Mainly read this article to understand the difference between the two
Http://www.zhaokv.com/2016/01/normalization-and-standardization.html
Normalized
The original data is linearly converted to the [0,1] interval, as follows:
The minimum and maximum values are particularly susceptible to outliers, so the robustness is not good enough to fit the traditional small data scene
Standardization
The most commonly used method is z-score standardization, the data will be converted to mean 0, the standard deviation is 1, processing methods are as follows:
It is the average of the sample, is the standard deviation of the sample, suitable for the existing sample size is large enough to use.
Theoretical explanation
The basis of normalization is very simple, normalization can eliminate the influence of dimension on the result and make the different variables have comparability.
The basis of standardization is relatively complex, it indicates that the difference between the original value and the mean is a few standard deviation, is a relative value, has the effect of removing the dimension, but also brings two additional benefits: The mean value is 0, the variance is 1.
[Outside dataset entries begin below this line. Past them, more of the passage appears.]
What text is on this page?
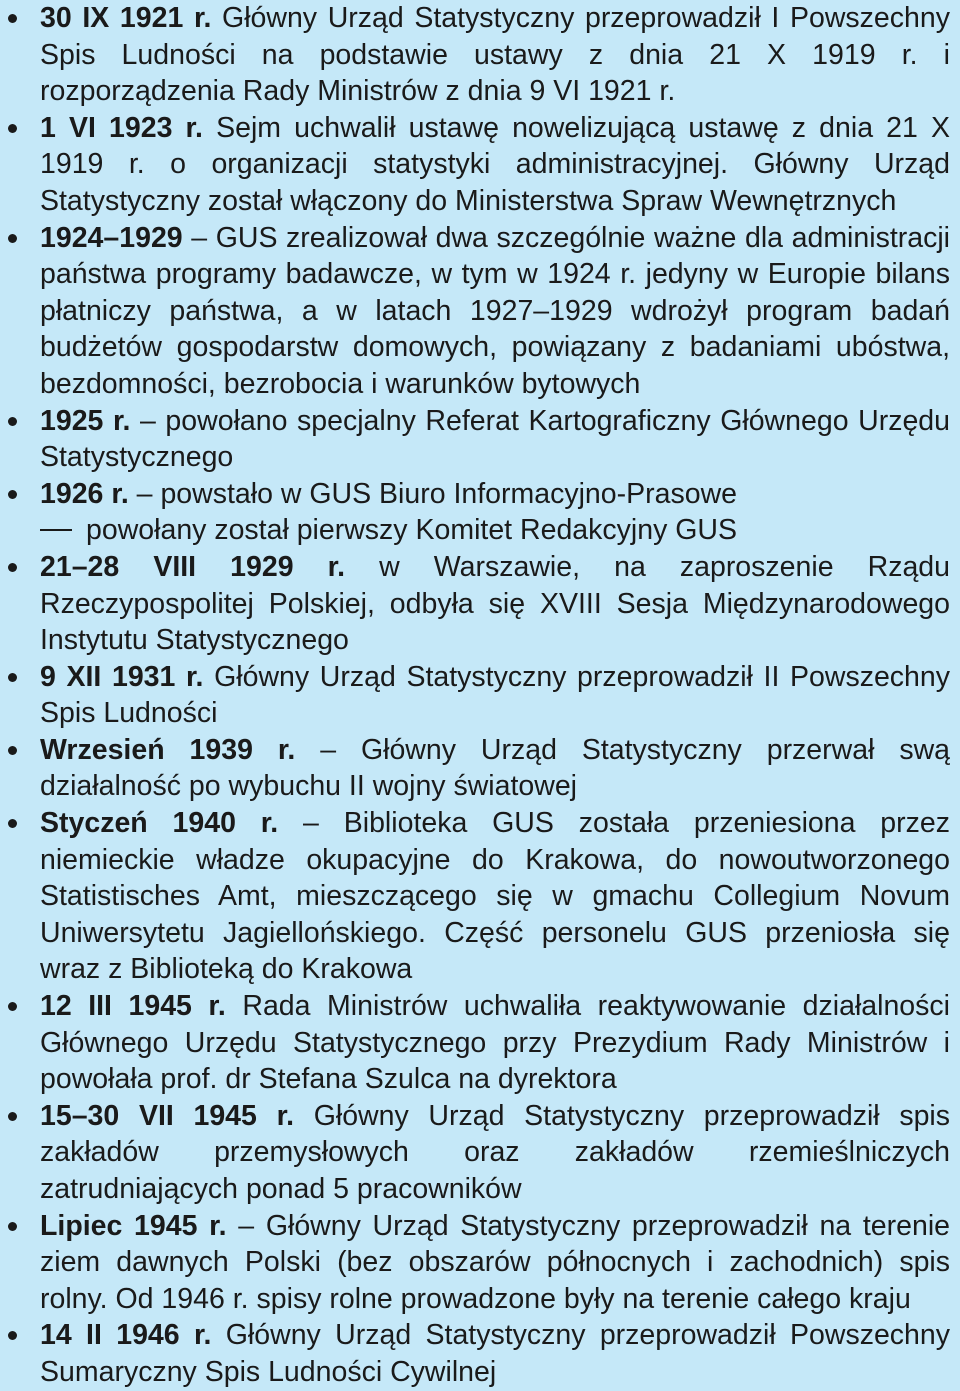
30 IX 1921 r. Główny Urząd Statystyczny przeprowadził I Powszechny Spis Ludności na podstawie ustawy z dnia 21 X 1919 r. i rozporządzenia Rady Ministrów z dnia 9 VI 1921 r.
1 VI 1923 r. Sejm uchwalił ustawę nowelizującą ustawę z dnia 21 X 1919 r. o organizacji statystyki administracyjnej. Główny Urząd Statystyczny został włączony do Ministerstwa Spraw Wewnętrznych
1924–1929 – GUS zrealizował dwa szczególnie ważne dla administracji państwa programy badawcze, w tym w 1924 r. jedyny w Europie bilans płatniczy państwa, a w latach 1927–1929 wdrożył program badań budżetów gospodarstw domowych, powiązany z badaniami ubóstwa, bezdomności, bezrobocia i warunków bytowych
1925 r. – powołano specjalny Referat Kartograficzny Głównego Urzędu Statystycznego
1926 r. – powstało w GUS Biuro Informacyjno-Prasowe
powołany został pierwszy Komitet Redakcyjny GUS
21–28 VIII 1929 r. w Warszawie, na zaproszenie Rządu Rzeczypospolitej Polskiej, odbyła się XVIII Sesja Międzynarodowego Instytutu Statystycznego
9 XII 1931 r. Główny Urząd Statystyczny przeprowadził II Powszechny Spis Ludności
Wrzesień 1939 r. – Główny Urząd Statystyczny przerwał swą działalność po wybuchu II wojny światowej
Styczeń 1940 r. – Biblioteka GUS została przeniesiona przez niemieckie władze okupacyjne do Krakowa, do nowoutworzonego Statistisches Amt, mieszczącego się w gmachu Collegium Novum Uniwersytetu Jagiellońskiego. Część personelu GUS przeniosła się wraz z Biblioteką do Krakowa
12 III 1945 r. Rada Ministrów uchwaliła reaktywowanie działalności Głównego Urzędu Statystycznego przy Prezydium Rady Ministrów i powołała prof. dr Stefana Szulca na dyrektora
15–30 VII 1945 r. Główny Urząd Statystyczny przeprowadził spis zakładów przemysłowych oraz zakładów rzemieślniczych zatrudniających ponad 5 pracowników
Lipiec 1945 r. – Główny Urząd Statystyczny przeprowadził na terenie ziem dawnych Polski (bez obszarów północnych i zachodnich) spis rolny. Od 1946 r. spisy rolne prowadzone były na terenie całego kraju
14 II 1946 r. Główny Urząd Statystyczny przeprowadził Powszechny Sumaryczny Spis Ludności Cywilnej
A mean value of 0 can bring a lot of traversal, for example, in the central data to do SVD decomposition is equivalent to the original data to do PCA; in machine learning, many functions, such as sigmoid, Tanh, Softmax and so on, are centered around 0 (not necessarily symmetrical), which needs further elaboration.
The benefit of the standard deviation is 1: for the distance to two points is:
Where the distance between the attribute J two points is the weight of the distance between the attributes in the total distance, note: Even if it is not possible to implement each attribute to the same degree of contribution to the final result, for a given dataset, the average value of the distance between all points is a constant.
which
It is shown that the effect of the J variable on the final overall average distance is so that all attributes will have the same contribution to the average distance of the whole dataset, and then further assume that the square of the Euclidean distance (i.e. the two-second norm)
This is the sample estimate, which means that the contribution of each variable to the distance is proportional to the variance of the variable on the dataset. If I make the standard deviation 1, each dimension is the same degree of importance in calculating the distance.
If you want each dimension to play the same role in calculating distances, you should choose normalization, and if you want to preserve the potential weight relationships reflected by the standard deviation in the original data, you should choose normalization; standardization is more suitable for noisy large data.